Most already know they can’t. But most importantly, they are finally realizing this low-rate environment is not changing anytime soon.

The Royal Bank of Canada’s (RBC) head of fixed income said in a recent MarketWatch article that he can’t see anything on the radar that would cause a change in the current market. In other words, rates will remain low.

That means the small investor finally has to get out of guaranteed investments: CDs and savings. Most no longer have a choice.

A Big Shift

As I’m about to show you, this new “change or starve” condition is showing up in the historic buying levels recently seen in Treasury, corporate and municipal bonds. It is also a clear indication that a big shift in investor attitudes about rates is underway and bonds are their new focus.

The huge buying in just the first three months of this year in both the corporate and Treasury markets is staggering.

The buying in Treasurys has been unprecedented. It has driven up the price of the 10-year Treasury and the yield has dropped below 2%, again.

In fact, since the Fed’s comments after its March meeting, the yield dropped like a rock from 2.24% on March 6 to as low as 1.87% on April 1.

10 year treasury are back below 2 percent chart

The buying in corporate bonds has also been on fire. In just the first three months of this year, $438 billion of investment grade and junk bonds were scooped up by what has been described by The Wall Street Journal as “willing buyers.”

That’s $54 billion ahead of last year’s record sales.

The second quarter of this year is expected to be the busiest on record for corporate bond sales, running just behind last year’s record pace.

Additionally, the current default rate of just 1.7% for the bad boys of bonds, junk bonds, has given many FDIC-only investors the confidence to move into yields in excess of 8%, even 9%.

One industry where corporate bond buying has been particularly strong is pharma. The chart below, courtesy of The Wall Street Journal, shows how strong the bond-financed acquisitions in the pharma area have been. But, more importantly, according to RBC, buyers have been standing in line to get them.

corporate bond issuance is off to it's fastest start char

The next chart shows how even 10-year, A-rated corporate bonds are beating the CD market by as much as 96%: 3.16% vs. 6.21%. (Remember, A-rated corporate bonds are the most conservative.)

yields cds verses bonds chart

Also, the tax benefits of tax-free bonds for the 28% bracket and above can’t be ignored. Tax-free income can be a huge savings for many investors.

For example, the long-ignored and safer municipal bond market with 10-year maturities is also smoking the returns from CDs: 5.54% vs. 3.16%.

Particular Timing

The numbers from just the first quarter of this year make it pretty obvious investors are finally reaching out to the bond market in a big way.

But what is most convincing about this shift in investors’ attitudes is it is happening at a time when the Fed is threatening rate increases. That kind of news usually drives bond selling, not buying.

That in and of itself is compelling. It means the market does not believe the Fed’s threats of higher rates.

Most analysts think it could be years before we see anything that resembles a normal rate environment.
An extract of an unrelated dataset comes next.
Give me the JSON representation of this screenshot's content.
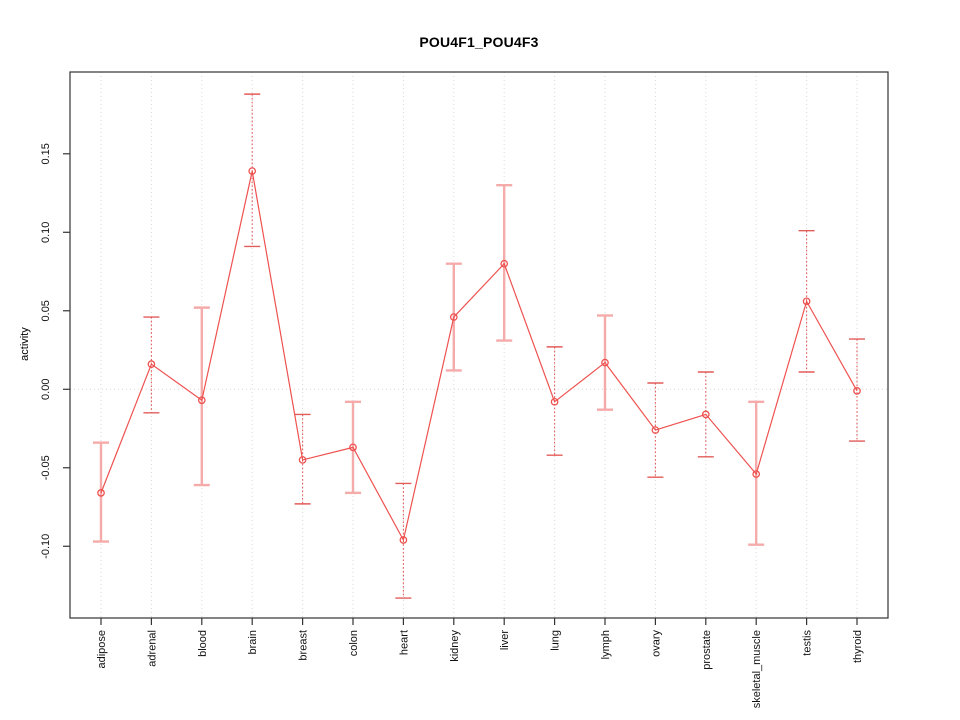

In fact, it has been so long since we have been anywhere near a normal rate environment, I can’t remember what one looks like.

How does 6% to 7% on 30-year Treasury bonds sound? That’s where the 30-year sat for most of my career in the money business. It is currently about 2.59%.

Hello? That’s $25.90 a year for a $1,000 investment that matures in 30 years. That means you earn a whopping $777 over the next 30 years.

If that isn’t reason enough to look for other ways to make money, how does $194 over 10 years from the 10-year Treasury sound? Granted, it is guaranteed. But that still doesn’t do me any favors.

I have been pounding the table about this for what seems like forever. But if the starvation diet the Fed has dropped on us is getting old, try something else. There are plenty of options and all of them pay a lot more than 1% and 2%.